Professor Marion started the lecture with a consideration of the popular distinction between the questions of revelation and of faith. He recalled that by virtue of this separation, theology could aspire to the status of a science, forming rational statements, and even to a hegemony over all other sciences. However, that gave rise to a set of philosophical and theological problems, and resolving them led to a reinterpretation of the very notion of the Revelation. That can be attested in the philosophical works of French enlightenment and German idealism.
The role of reason and rationality in relation to religion and theology, and their limits in interpreting the Revelation, was also reflected in the debates between philosophers and theologians. Is reason capable of conceiving the infinite, while it itself remains finite? Is that which uncovers the Revelation bound by rules established by reason and metaphysics? Those were the principal questions, which served as the starting points for further investigations.
The role of reason and rationality in relation to religion and theology, and their limits in interpreting the Revelation, was also reflected in the debates between philosophers and theologians.
Marion recalled the two contradictory approaches to reason and will in the context of faith: the Cartesian, and that formulated by Blaise Pascal; the latter gave love a superior role in searching for truth. It reveals itself to our hearts thanks to the Holy Spirit, and love becomes a condition for gaining knowledge about that which cannot be conceived by reason.
The consequences of this paradigm reversal led Marion to bringing the next key notion of the lecture – “attraction”. In the Gospel according to John, Jesus says: “No one can come to me unless the Father who sent me draws him.” (6: 44). The will is therefore a necessary condition of faith – similarly, in the 8 Beatitudes, “those who hunger and thirst” shall be “filled”. Faith is therefore inseparably connected to attraction, desire for pleasure, ennobling – in one word, to love.

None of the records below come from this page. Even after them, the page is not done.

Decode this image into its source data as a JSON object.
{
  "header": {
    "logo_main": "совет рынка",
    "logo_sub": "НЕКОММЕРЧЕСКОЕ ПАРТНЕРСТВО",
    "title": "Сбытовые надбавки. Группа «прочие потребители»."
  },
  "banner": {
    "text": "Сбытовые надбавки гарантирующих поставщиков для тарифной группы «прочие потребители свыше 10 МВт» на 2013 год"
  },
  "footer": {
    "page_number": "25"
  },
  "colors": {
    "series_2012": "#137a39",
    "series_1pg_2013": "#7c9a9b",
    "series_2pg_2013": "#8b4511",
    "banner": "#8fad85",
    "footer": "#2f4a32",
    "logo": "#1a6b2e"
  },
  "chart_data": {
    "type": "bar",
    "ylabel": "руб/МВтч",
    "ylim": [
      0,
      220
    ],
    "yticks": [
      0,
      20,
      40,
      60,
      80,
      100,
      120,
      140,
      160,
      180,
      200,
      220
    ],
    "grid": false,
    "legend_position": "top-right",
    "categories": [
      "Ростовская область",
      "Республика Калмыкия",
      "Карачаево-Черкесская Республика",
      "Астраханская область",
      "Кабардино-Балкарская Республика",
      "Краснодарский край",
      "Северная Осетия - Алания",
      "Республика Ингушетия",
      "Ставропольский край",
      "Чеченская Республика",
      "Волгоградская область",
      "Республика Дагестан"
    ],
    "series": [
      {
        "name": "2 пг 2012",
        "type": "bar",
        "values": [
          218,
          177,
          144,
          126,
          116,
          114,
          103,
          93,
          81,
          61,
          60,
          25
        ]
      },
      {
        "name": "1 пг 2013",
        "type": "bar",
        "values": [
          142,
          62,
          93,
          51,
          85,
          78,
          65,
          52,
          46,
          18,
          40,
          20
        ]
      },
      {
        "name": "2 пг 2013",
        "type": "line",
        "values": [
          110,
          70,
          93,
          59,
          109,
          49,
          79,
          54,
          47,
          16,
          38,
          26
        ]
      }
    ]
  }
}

What are the consequences of this line of thought for the theological understanding of the Revelation? In this light, according to Marion, the Father is attracting to the Son, so that the Father is manifest in the Son. It is therefore the Will, not Reason, which receives the first stimulus. Moreover, only the Revelation so conceived enables us to see Jesus as the Son of the Father – as Marion puts it, “the visible sign of the invisible.” Thus, the epistemological consequences are already very clear.
Marion notes a third momentous conclusion, which he regards as even more decisive. Since it is impossible to see that which is uncovered by the Revelation without the rightly-ordered will, and the necessary condition for that is love, then, when we speak about the Revelation, it turns out to be the same as love and attraction. The crucial difference between knowledge obtained by the Revelation and knowledge gained by reason seems to lie in this.

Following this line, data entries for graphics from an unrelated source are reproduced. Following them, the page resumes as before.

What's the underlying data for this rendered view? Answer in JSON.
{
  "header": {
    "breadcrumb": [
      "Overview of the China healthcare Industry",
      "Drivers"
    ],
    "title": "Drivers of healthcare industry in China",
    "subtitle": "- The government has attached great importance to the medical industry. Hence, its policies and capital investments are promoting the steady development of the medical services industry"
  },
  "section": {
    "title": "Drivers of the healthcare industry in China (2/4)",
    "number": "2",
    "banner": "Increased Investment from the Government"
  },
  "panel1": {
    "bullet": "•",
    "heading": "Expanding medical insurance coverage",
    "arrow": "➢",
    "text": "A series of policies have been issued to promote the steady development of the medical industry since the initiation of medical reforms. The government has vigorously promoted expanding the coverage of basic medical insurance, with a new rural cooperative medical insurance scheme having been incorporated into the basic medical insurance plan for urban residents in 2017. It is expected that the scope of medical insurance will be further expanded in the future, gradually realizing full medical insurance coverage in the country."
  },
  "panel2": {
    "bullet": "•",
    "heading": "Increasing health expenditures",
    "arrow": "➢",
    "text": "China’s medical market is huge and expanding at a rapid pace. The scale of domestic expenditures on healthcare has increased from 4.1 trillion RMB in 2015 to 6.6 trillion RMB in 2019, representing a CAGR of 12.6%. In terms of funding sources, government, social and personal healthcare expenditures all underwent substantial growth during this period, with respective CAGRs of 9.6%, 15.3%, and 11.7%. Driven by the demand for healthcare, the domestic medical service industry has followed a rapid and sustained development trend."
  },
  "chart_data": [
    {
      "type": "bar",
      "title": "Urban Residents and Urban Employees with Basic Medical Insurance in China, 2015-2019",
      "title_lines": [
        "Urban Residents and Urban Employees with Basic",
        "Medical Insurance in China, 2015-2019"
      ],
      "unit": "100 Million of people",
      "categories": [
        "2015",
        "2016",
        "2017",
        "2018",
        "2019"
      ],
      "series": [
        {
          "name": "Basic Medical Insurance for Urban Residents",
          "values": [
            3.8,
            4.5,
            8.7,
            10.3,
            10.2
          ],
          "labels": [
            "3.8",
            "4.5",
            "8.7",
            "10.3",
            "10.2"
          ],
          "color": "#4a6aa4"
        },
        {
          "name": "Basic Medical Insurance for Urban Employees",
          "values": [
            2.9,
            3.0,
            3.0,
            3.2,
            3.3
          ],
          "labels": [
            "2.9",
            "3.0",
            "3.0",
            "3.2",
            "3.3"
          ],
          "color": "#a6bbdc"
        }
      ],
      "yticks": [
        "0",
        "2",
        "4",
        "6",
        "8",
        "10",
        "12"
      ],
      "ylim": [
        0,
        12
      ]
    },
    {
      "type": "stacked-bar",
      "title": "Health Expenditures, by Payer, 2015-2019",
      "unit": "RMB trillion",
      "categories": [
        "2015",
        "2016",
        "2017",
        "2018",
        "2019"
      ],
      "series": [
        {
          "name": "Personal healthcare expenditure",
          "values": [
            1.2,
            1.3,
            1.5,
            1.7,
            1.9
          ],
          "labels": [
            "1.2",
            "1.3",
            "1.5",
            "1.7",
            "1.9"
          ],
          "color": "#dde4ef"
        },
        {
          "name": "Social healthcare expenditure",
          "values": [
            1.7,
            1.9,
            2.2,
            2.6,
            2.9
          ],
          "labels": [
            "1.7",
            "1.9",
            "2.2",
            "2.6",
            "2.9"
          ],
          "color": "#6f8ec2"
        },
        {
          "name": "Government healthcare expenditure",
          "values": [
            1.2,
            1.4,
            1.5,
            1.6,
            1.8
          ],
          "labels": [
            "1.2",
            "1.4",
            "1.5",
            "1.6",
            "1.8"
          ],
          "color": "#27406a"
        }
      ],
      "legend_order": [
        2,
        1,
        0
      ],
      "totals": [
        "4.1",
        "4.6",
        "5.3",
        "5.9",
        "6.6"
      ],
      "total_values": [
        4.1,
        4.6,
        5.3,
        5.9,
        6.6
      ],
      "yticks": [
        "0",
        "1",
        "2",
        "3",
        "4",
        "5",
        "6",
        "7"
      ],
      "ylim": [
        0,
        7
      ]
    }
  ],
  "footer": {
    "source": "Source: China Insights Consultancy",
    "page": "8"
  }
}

In the following part of the lecture Marion presented the prospects of philosophy based on Aristotelian logic in the face of the phenomenologising of Logos, which is described in the prologue to the Gospel of Saint John. Why is philosophy encountering unavoidable aporiae here? As Marion argues, metaphysics studies phenomenon as an object, while Logos is here shown as a man, whose status is irreducible to an object. Philosophy answers this problem with the phenomenological postulate, which accepts the appearance of the thing in itself, independently of the a priori conditions of experience, in intuition, as an object rather than as a phenomenon.
Taking into account phenomenological definitions, Marion shows, we can easily notice that Christ meets the conditions of a saturated phenomenon: precisely because of the abundance of love, which, by is paradoxical nature, imposes a sense of impossibility, leaving the “I” of the witness speechless, lacking words and to express Him and notions to conceive of Him.

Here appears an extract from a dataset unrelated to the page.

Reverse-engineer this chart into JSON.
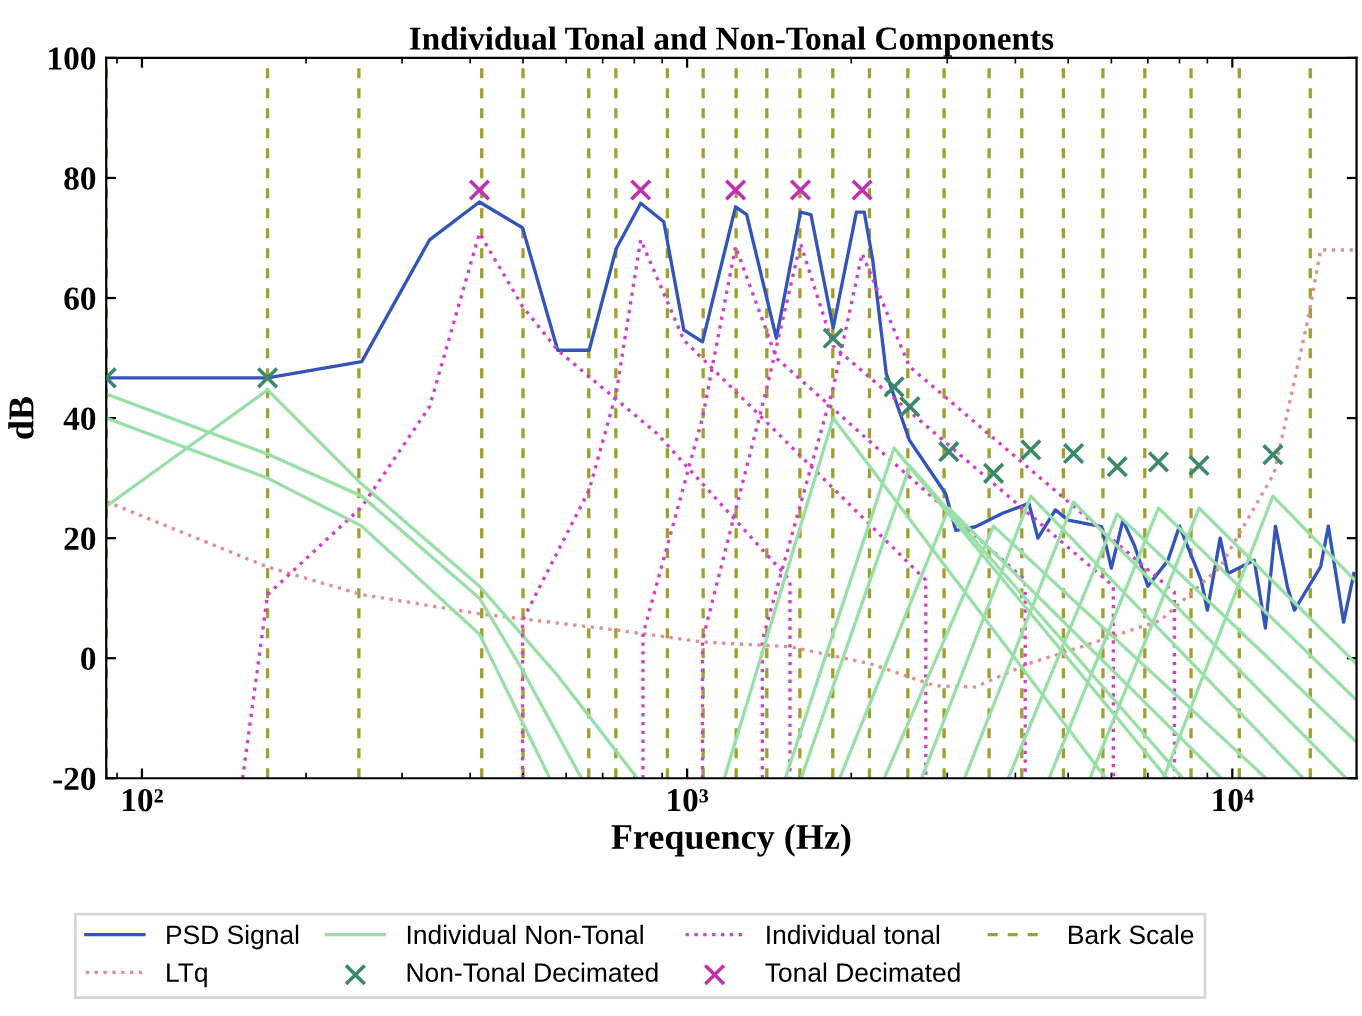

Summing up his lecture, prof. Marion sketched the perspectives which are opened by phenomenology, and which can solve the aporiae of philosophy and theology, mentioned in the first part of the lecture. In what way is the Revelation manifesting itself as necessarily contradicting the a priori conditions of experience? According to Marion, it is phenomenology, and not classical metaphysics, that can help us to settle those doubts.